AWS EC2 Status Checks: An Overview

AWS EC2 status checks are automated health checks that monitor the functionality and operability of your EC2 instances. They provide crucial insights into the state of the underlying hardware, network connectivity, and the operating system of the instance. These checks are fundamental to ensure the high availability and reliability of your workloads on AWS.

Types of EC2 Status Checks

1. System Status Checks:
   • Monitor AWS infrastructure hosting your instance.
   • Detect issues like loss of network connectivity, host hardware failures, or software issues on the physical machine hosting the instance.
   • Example: If an EC2 instance’s underlying hardware encounters a failure, the system status check will fail.
2. Instance Status Checks:
   • Monitor the software and network configuration of your individual EC2 instance.
   • Detect issues like failed system processes, exhausted memory, or misconfigured networking within the instance itself.
   • Example: If the instance runs out of memory, the instance status check will fail.

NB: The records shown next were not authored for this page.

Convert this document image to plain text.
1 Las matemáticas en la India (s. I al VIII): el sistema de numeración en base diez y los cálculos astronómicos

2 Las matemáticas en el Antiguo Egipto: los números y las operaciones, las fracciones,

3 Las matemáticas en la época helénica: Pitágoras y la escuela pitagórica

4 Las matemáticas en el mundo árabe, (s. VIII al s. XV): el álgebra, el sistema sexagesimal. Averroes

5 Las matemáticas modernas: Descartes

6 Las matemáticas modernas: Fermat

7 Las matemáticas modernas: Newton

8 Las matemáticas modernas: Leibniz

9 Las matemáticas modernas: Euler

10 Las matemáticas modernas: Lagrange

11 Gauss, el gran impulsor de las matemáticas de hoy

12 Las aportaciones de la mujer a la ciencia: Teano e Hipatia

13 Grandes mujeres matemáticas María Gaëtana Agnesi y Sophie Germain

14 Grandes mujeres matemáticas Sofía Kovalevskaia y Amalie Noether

Default Configuration of Status Checks

By default, status checks are enabled for every EC2 instance upon launch. These checks are configured and managed by AWS automatically. The results of these checks are visible in the AWS Management Console under the “Status Checks” tab of an EC2 instance, or via the AWS CLI and SDKs.

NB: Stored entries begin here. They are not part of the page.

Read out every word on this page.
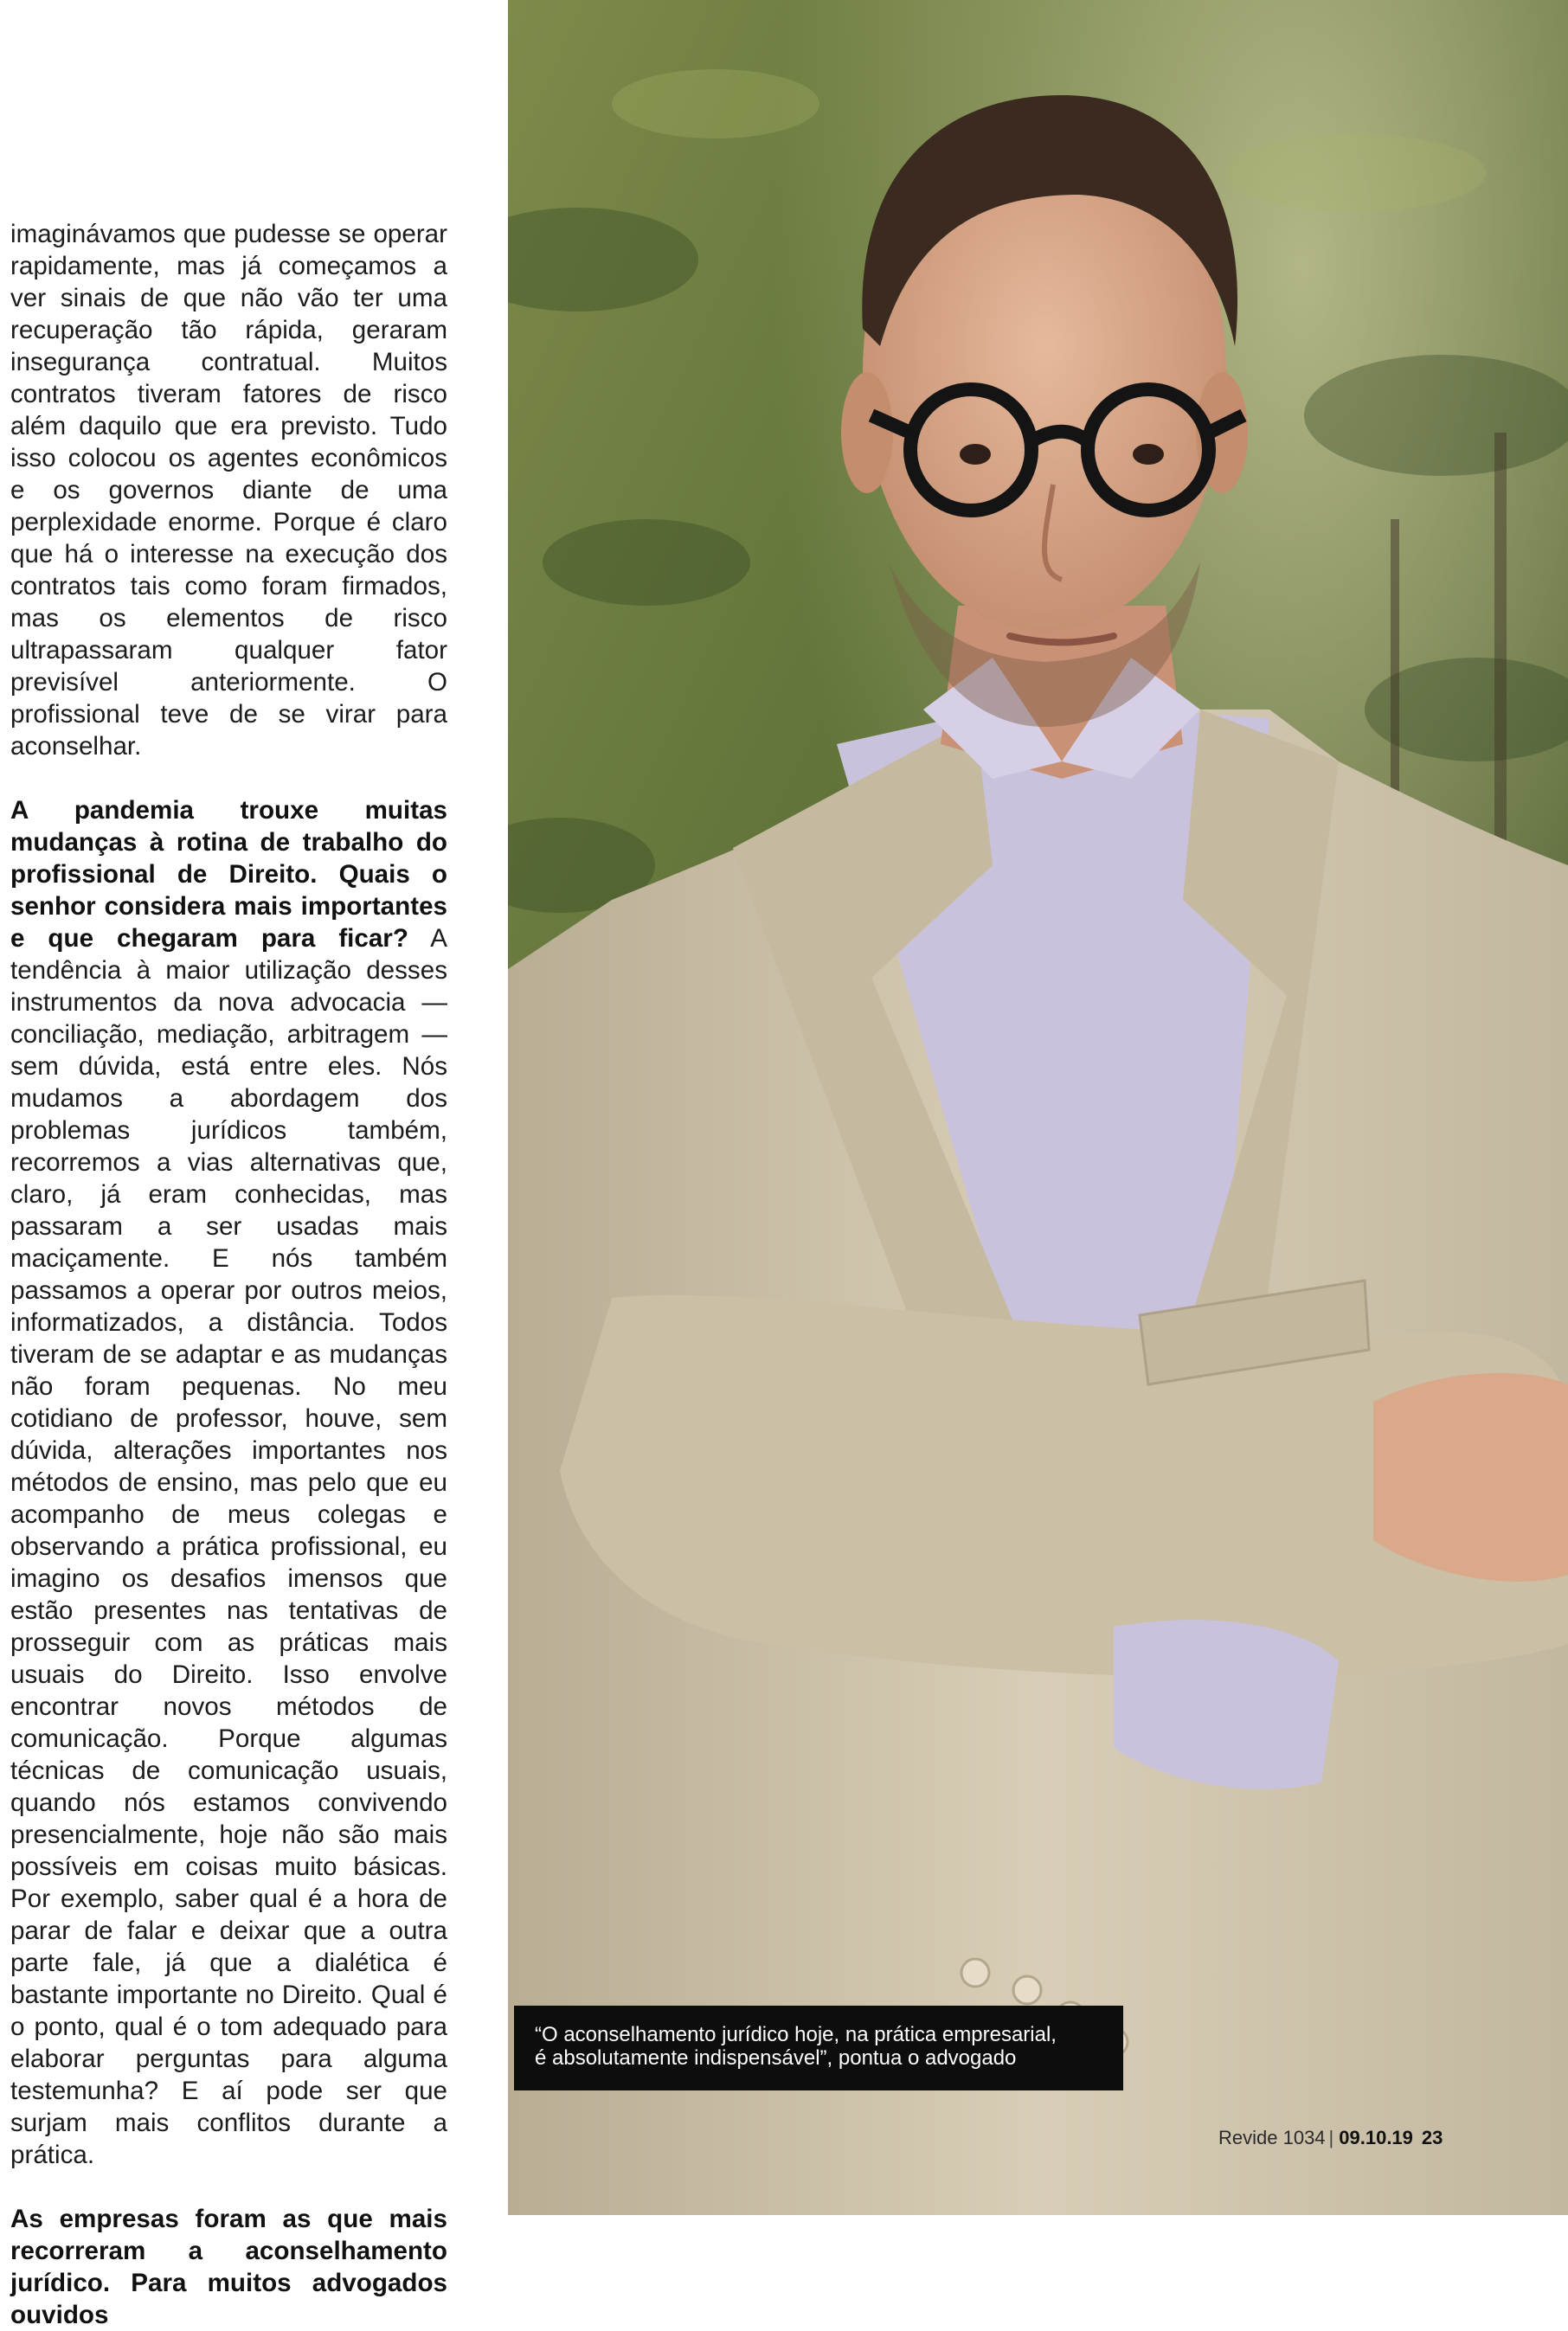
imaginávamos que pudesse se operar rapidamente, mas já começamos a ver sinais de que não vão ter uma recuperação tão rápida, geraram insegurança contratual. Muitos contratos tiveram fatores de risco além daquilo que era previsto. Tudo isso colocou os agentes econômicos e os governos diante de uma perplexidade enorme. Porque é claro que há o interesse na execução dos contratos tais como foram firmados, mas os elementos de risco ultrapassaram qualquer fator previsível anteriormente. O profissional teve de se virar para aconselhar.

A pandemia trouxe muitas mudanças à rotina de trabalho do profissional de Direito. Quais o senhor considera mais importantes e que chegaram para ficar? A tendência à maior utilização desses instrumentos da nova advocacia — conciliação, mediação, arbitragem — sem dúvida, está entre eles. Nós mudamos a abordagem dos problemas jurídicos também, recorremos a vias alternativas que, claro, já eram conhecidas, mas passaram a ser usadas mais maciçamente. E nós também passamos a operar por outros meios, informatizados, a distância. Todos tiveram de se adaptar e as mudanças não foram pequenas. No meu cotidiano de professor, houve, sem dúvida, alterações importantes nos métodos de ensino, mas pelo que eu acompanho de meus colegas e observando a prática profissional, eu imagino os desafios imensos que estão presentes nas tentativas de prosseguir com as práticas mais usuais do Direito. Isso envolve encontrar novos métodos de comunicação. Porque algumas técnicas de comunicação usuais, quando nós estamos convivendo presencialmente, hoje não são mais possíveis em coisas muito básicas. Por exemplo, saber qual é a hora de parar de falar e deixar que a outra parte fale, já que a dialética é bastante importante no Direito. Qual é o ponto, qual é o tom adequado para elaborar perguntas para alguma testemunha? E aí pode ser que surjam mais conflitos durante a prática.

As empresas foram as que mais recorreram a aconselhamento jurídico. Para muitos advogados ouvidos

“O aconselhamento jurídico hoje, na prática empresarial,
é absolutamente indispensável”, pontua o advogado
Revide 1034 | 09.10.19 23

Can We Modify Default Configuration?

AWS does not provide options to directly alter the predefined system and instance status checks. However, you can customize the handling of failed checks by configuring CloudWatch Alarms:

1. Create CloudWatch Alarms for Status Checks:
   • Navigate to the CloudWatch console.
   • Create an alarm for metrics StatusCheckFailed_Instance or StatusCheckFailed_System.
   • Configure notifications or automated actions (e.g., reboot, stop/start the instance) based on the alarm.
2. Automated Recovery Actions: AWS offers a feature called “Recover an Instance” for system status check failures, which automatically recovers an impaired instance by launching it on new hardware.

Defining Custom Health Checks

While AWS EC2 status checks focus on the infrastructure and OS-level health, you might need additional monitoring tailored to your application or workload. This is where custom health checks come in.

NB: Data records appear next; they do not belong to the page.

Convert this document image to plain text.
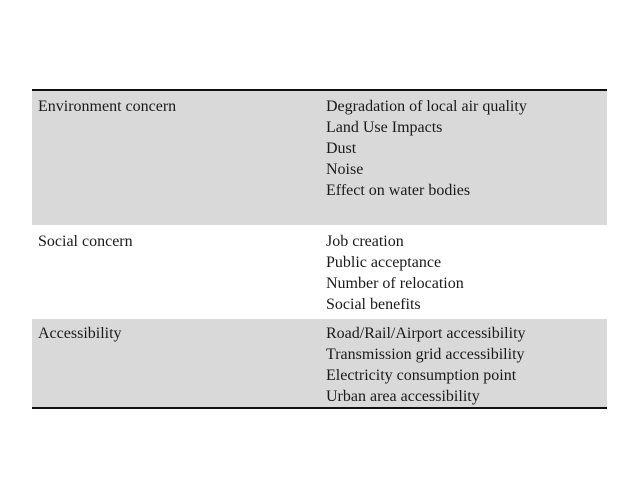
Environment concern	Degradation of local air quality
Land Use Impacts
Dust
Noise
Effect on water bodies
Social concern	Job creation
Public acceptance
Number of relocation
Social benefits
Accessibility	Road/Rail/Airport accessibility
Transmission grid accessibility
Electricity consumption point
Urban area accessibility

Here’s how to implement custom checks:

1. Use CloudWatch Agent:
   • Install and configure the CloudWatch Agent on your EC2 instance.
   • Collect custom metrics like disk usage, application logs, or database queries.

sudo yum install amazon-cloudwatch-agent
sudo vi /opt/aws/amazon-cloudwatch-agent/etc/amazon-cloudwatch-agent.json

Example configuration snippet:

{
"metrics": {
"append_dimensions": {
"InstanceId": "${aws:InstanceId}"
},
"metrics_collected": {
"disk": {
"measurement": ["used_percent"],
"resources": ["/"]
},
"mem": {
"measurement": ["used_percent"]
}
}
}
}

Start the cloudwatch agent:
sudo /opt/aws/amazon-cloudwatch-agent/bin/amazon-cloudwatch-agent-ctl -a start

1. Use Third-Party Monitoring Tools: Integrate tools like Datadog, New Relic, or Prometheus to set up advanced custom health checks for your application and workloads.
2. Custom Health Endpoint: For applications, create a health-check endpoint (e.g., /health) that returns the status of key services. Combine this with a tool like AWS Elastic Load Balancer (ELB) or Route 53 to manage traffic based on application health. Example Node.js health-check endpoint

app.get('/health', (req, res) => {
  const health = { status: "UP", uptime: process.uptime() };
  res.json(health);
});

---

Example: Status Check Handling

Scenario: Automate recovery when a system status check fails.

1. Set up an IAM role with EC2 recovery permissions.

{
“Version”: “2012-10-17”,
“Statement”: [
{
“Effect”: “Allow”,
“Action”: [“ec2:RebootInstances”],
“Resource”: “*”
}
]
}

2. Create a CloudWatch alarm:

• Metric: StatusCheckFailed_System
• Action: Reboot the instance.

3. Test:

• Manually introduce an issue (e.g., network misconfiguration).
• Verify the alarm triggers and the instance recovers.

---

Interview Questions and Answers

1. What are the types of AWS EC2 status checks?
   • System Status Checks: Monitor AWS’s infrastructure hosting your instance.
   • Instance Status Checks: Monitor the instance’s OS, network, and processes.
2. Can you change the configuration of system and instance status checks?
   • No, but you can create CloudWatch Alarms and define automated recovery actions.
3. How do you implement custom health checks on EC2 instances?
   • Install the CloudWatch Agent to collect custom metrics.
   • Use third-party monitoring tools.
   • Implement application-specific health-check endpoints.
4. How does AWS handle system status check failures?
   • AWS provides an automated recovery feature to migrate the instance to healthy hardware.
5. What actions can you take when a status check fails?
   • Reboot or recover the instance.
   • Notify administrators via SNS.
   • Stop/start or replace the instance.